The US Federal Trade Commission (FTC) seeks a preliminary injunction to block Microsoft’s acquisition of Activision Blizzard. The FTC argues that the merger would harm competition in console, subscription, and cloud gaming markets. If completed, the deal would grant Microsoft exclusive access to Activision games, potentially leaving Nintendo and Sony’s PlayStation at a disadvantage. Witnesses, including Matt Booty and Sarah Bond, testified during the hearing. Resolving the US lawsuit is critical, as Microsoft and Activision face antitrust battles worldwide. Microsoft contends the deal benefits gamers and gaming companies, and has offered a decade of Call of Duty game access to rivals.
In federal court, the US Federal Trade Commission (FTC) made its case for a temporary injunction to prevent Microsoft from acquiring Activision Blizzard until the government’s case is heard by an administrative judge.
The FTC argues that the merger could harm competition in various gaming markets, including consoles, subscription services, and cloud gaming.

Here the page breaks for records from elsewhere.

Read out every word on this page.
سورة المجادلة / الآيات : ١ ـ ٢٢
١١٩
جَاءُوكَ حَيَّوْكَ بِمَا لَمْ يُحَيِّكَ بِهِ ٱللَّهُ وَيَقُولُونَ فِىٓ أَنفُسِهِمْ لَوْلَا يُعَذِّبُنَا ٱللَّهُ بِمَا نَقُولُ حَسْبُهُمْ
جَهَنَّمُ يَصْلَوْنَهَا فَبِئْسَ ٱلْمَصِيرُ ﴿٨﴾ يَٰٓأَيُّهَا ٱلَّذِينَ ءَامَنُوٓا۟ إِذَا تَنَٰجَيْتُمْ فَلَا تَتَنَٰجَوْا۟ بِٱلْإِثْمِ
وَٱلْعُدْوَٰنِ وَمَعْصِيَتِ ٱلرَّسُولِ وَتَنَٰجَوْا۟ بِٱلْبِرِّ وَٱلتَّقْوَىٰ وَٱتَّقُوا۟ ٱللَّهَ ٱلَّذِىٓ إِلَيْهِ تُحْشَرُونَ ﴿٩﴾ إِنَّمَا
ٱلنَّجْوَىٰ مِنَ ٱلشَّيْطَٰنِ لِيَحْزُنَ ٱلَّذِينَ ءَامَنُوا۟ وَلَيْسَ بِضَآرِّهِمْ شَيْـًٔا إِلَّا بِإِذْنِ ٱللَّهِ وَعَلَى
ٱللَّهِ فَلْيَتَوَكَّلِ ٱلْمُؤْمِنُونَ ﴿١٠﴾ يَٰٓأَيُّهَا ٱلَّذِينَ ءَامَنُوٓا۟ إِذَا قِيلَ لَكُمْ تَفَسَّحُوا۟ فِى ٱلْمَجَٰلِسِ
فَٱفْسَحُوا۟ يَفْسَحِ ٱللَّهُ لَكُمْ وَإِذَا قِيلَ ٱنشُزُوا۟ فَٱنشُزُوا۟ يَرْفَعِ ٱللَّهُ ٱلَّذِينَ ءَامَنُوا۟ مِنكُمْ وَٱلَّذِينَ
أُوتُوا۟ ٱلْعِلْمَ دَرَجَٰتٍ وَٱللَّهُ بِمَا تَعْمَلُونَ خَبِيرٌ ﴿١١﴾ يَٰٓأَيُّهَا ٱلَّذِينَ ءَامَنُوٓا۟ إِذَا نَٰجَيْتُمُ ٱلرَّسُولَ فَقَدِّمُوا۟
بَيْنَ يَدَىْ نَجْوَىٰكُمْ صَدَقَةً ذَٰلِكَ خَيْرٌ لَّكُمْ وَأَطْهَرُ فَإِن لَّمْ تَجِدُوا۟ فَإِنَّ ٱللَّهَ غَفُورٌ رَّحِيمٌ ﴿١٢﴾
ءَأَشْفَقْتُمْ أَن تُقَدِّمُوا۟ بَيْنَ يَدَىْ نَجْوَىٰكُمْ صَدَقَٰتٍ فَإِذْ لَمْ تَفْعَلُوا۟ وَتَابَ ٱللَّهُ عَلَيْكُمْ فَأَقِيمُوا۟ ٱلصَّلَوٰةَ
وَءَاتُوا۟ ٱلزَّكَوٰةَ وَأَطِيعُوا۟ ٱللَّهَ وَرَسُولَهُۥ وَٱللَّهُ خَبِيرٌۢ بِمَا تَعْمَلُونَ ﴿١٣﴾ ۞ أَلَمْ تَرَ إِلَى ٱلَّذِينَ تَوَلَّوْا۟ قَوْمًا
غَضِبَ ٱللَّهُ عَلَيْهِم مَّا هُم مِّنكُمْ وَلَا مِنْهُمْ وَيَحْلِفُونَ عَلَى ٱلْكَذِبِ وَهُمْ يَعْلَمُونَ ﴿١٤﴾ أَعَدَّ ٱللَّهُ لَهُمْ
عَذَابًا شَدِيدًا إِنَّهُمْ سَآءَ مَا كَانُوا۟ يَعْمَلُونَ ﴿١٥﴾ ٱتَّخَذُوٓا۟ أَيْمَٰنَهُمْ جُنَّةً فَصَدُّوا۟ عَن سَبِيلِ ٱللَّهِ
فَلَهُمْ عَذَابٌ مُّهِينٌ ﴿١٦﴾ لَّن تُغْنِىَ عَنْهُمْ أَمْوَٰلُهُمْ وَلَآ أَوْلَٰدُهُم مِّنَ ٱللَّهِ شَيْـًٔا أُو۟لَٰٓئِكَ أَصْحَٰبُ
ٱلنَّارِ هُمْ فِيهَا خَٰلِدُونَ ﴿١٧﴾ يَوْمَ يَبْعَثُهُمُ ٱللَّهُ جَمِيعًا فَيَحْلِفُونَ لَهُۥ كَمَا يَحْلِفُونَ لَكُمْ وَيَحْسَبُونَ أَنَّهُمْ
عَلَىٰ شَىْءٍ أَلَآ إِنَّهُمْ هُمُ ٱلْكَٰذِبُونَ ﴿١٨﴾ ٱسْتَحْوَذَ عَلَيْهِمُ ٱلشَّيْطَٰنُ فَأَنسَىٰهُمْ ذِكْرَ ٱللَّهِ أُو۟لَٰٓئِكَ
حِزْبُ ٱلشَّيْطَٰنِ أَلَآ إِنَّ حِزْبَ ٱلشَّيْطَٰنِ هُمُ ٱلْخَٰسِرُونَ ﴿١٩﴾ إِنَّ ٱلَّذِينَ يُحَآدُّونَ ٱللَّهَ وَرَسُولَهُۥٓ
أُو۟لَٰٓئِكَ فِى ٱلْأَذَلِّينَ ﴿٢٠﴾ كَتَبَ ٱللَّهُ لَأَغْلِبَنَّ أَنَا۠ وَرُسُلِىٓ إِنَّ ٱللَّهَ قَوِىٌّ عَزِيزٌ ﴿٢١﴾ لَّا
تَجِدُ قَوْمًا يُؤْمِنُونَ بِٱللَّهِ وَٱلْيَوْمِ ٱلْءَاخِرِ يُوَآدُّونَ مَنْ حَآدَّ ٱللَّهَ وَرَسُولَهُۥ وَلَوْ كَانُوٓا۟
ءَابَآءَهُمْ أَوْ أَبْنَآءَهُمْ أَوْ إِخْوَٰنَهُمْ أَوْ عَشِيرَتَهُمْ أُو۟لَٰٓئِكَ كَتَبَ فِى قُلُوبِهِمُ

They claim that the combination would grant Microsoft’s Xbox exclusive access to Activision games, leaving Nintendo and Sony’s PlayStation at a disadvantage.
Microsoft countered by stating that it makes sense to offer Activision games on multiple platforms. If an injunction is granted, it could result in a lengthy administrative proceeding that could jeopardize the deal.

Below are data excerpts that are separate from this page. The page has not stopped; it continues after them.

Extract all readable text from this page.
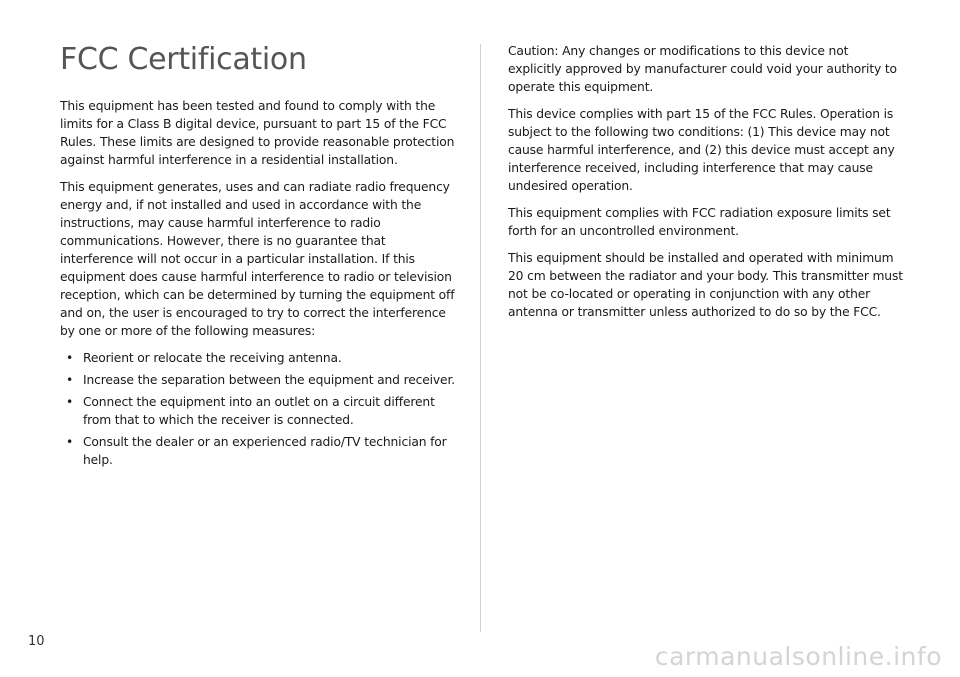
FCC Certification

This equipment has been tested and found to comply with the limits for a Class B digital device, pursuant to part 15 of the FCC Rules. These limits are designed to provide reasonable protection against harmful interference in a residential installation.

This equipment generates, uses and can radiate radio frequency energy and, if not installed and used in accordance with the instructions, may cause harmful interference to radio communications. However, there is no guarantee that interference will not occur in a particular installation. If this equipment does cause harmful interference to radio or television reception, which can be determined by turning the equipment off and on, the user is encouraged to try to correct the interference by one or more of the following measures:

• Reorient or relocate the receiving antenna.
• Increase the separation between the equipment and receiver.
• Connect the equipment into an outlet on a circuit different from that to which the receiver is connected.
• Consult the dealer or an experienced radio/TV technician for help.

Caution: Any changes or modifications to this device not explicitly approved by manufacturer could void your authority to operate this equipment.

This device complies with part 15 of the FCC Rules. Operation is subject to the following two conditions: (1) This device may not cause harmful interference, and (2) this device must accept any interference received, including interference that may cause undesired operation.

This equipment complies with FCC radiation exposure limits set forth for an uncontrolled environment.

This equipment should be installed and operated with minimum 20 cm between the radiator and your body. This transmitter must not be co-located or operating in conjunction with any other antenna or transmitter unless authorized to do so by the FCC.

10
carmanualsonline.info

Witnesses, including Matt Booty, Microsoft’s head of Xbox Game Studios, Sarah Bond, Microsoft’s corporate VP of gaming ecosystem, and Pete Hines, group senior VP and head of publishing at Microsoft subsidiary Bethesda Softworks, testified during the hearing. Resolving this US lawsuit is a crucial step in finalizing the deal, as Microsoft and Activision have faced antitrust battles worldwide. While the European Union approved the acquisition, British competition authorities blocked it.
“I think you will see that every piece of evidence shows that it only makes sense for Xbox to make these Activision games to as many people on as many platforms as possible,” Microsoft lawyer Beth Wilkinson said in opening arguments, adding that if an injunction is granted, it could result in a three-year administrative proceeding that would kill the deal.
The FTC contends that the deal would provide Microsoft with the ability and incentive to impede Activision’s content in ways that harm competition. Microsoft has offered to sign a legally binding consent decree to provide Call of Duty games to competitors for a decade, emphasizing the benefits the deal would bring to gamers and gaming companies.